À Medellin, la Gerencia Movilidad humana (littéralement « la direction de la mobilité humaine » !) cherche à améliorer la cohabitation entre voitures et piétons.
Sur 500 m sur l’avenue de la Playa, une des avenues centrales de la Ville, l’équipe décide de créer une circulation en zig zag pour obliger les voitures à ralentir, et confie la réalisation d’un marquage coloré à des grapheurs locaux. La vitesse des voitures en est réduite de moitié, et de nouveaux usages sont créés (zones de repos, traversée de la rue en diagonale d’une zone à l’autre…). Pour être pérennisée, cette expérimentation doit maintenant impliquer d’autres acteurs, notamment les policiers chargés de faire respecter les limitations de vitesse.
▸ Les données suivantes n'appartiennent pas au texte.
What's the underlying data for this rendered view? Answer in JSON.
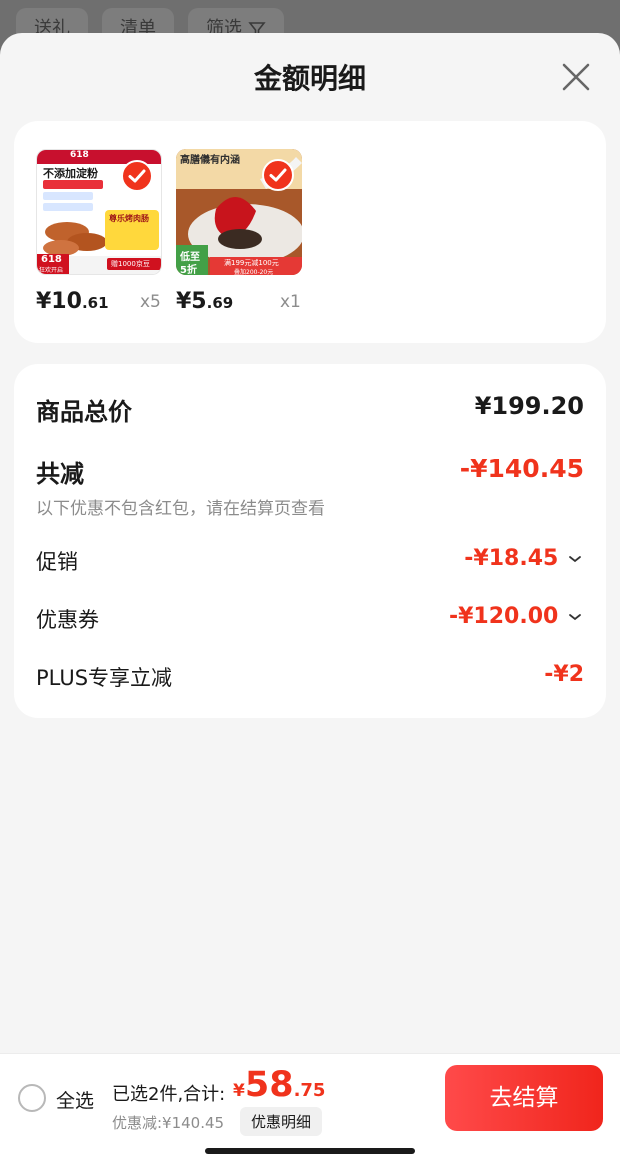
{
  "background": {
    "tabs": [
      "送礼",
      "清单",
      "筛选"
    ]
  },
  "sheet": {
    "title": "金额明细"
  },
  "products": [
    {
      "price_int": "¥10",
      "price_dec": ".61",
      "qty": "x5",
      "image": {
        "headline": "不添加淀粉",
        "badge_top": "618",
        "badge_bottom": "618",
        "badge_bottom_sub": "狂欢开启",
        "tag": "尊乐烤肉肠",
        "promo": "赠1000京豆"
      }
    },
    {
      "price_int": "¥5",
      "price_dec": ".69",
      "qty": "x1",
      "image": {
        "headline": "高膳儀有内涵",
        "badge": "低至",
        "badge_sub": "5折",
        "promo": "满199元减100元",
        "promo_sub": "叠加200-20元"
      }
    }
  ],
  "summary": {
    "total_label": "商品总价",
    "total_value": "¥199.20",
    "reduce_label": "共减",
    "reduce_value": "-¥140.45",
    "note": "以下优惠不包含红包，请在结算页查看",
    "items": [
      {
        "label": "促销",
        "value": "-¥18.45",
        "expandable": true
      },
      {
        "label": "优惠券",
        "value": "-¥120.00",
        "expandable": true
      },
      {
        "label": "PLUS专享立减",
        "value": "-¥2",
        "expandable": false
      }
    ]
  },
  "bottom_bar": {
    "select_all": "全选",
    "selected_text": "已选2件,合计:",
    "total_sym": "¥",
    "total_int": "58",
    "total_dec": ".75",
    "discount_text": "优惠减:¥140.45",
    "detail_button": "优惠明细",
    "checkout_button": "去结算"
  },
  "colors": {
    "accent": "#f0331c",
    "checkout_gradient_start": "#ff4a4a",
    "checkout_gradient_end": "#f0251c"
  }
}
Dans le quartier de La Consolata, équipé d’un grand carrefour sans signalétique, la Ville commence par établir un cahier de doléances des habitants en faisant du porte à porte pendant plusieurs mois, avec une visée cathartique assumée. Le passage à la phase d’expérimentation est ensuite très rapide, afin que les habitants voient un changement concret s’opérer. Là encore, des street artistes sont associés au projet, mais aussi des grands-mères du quartier, qui ont l’habitude de couper des plantes de la Ville pour de les rapporter dans leur propre jardin, et à qui on propose ici de parrainer des nouveaux arbustes plantés dans l’espace public, en les formant à en prendre soin.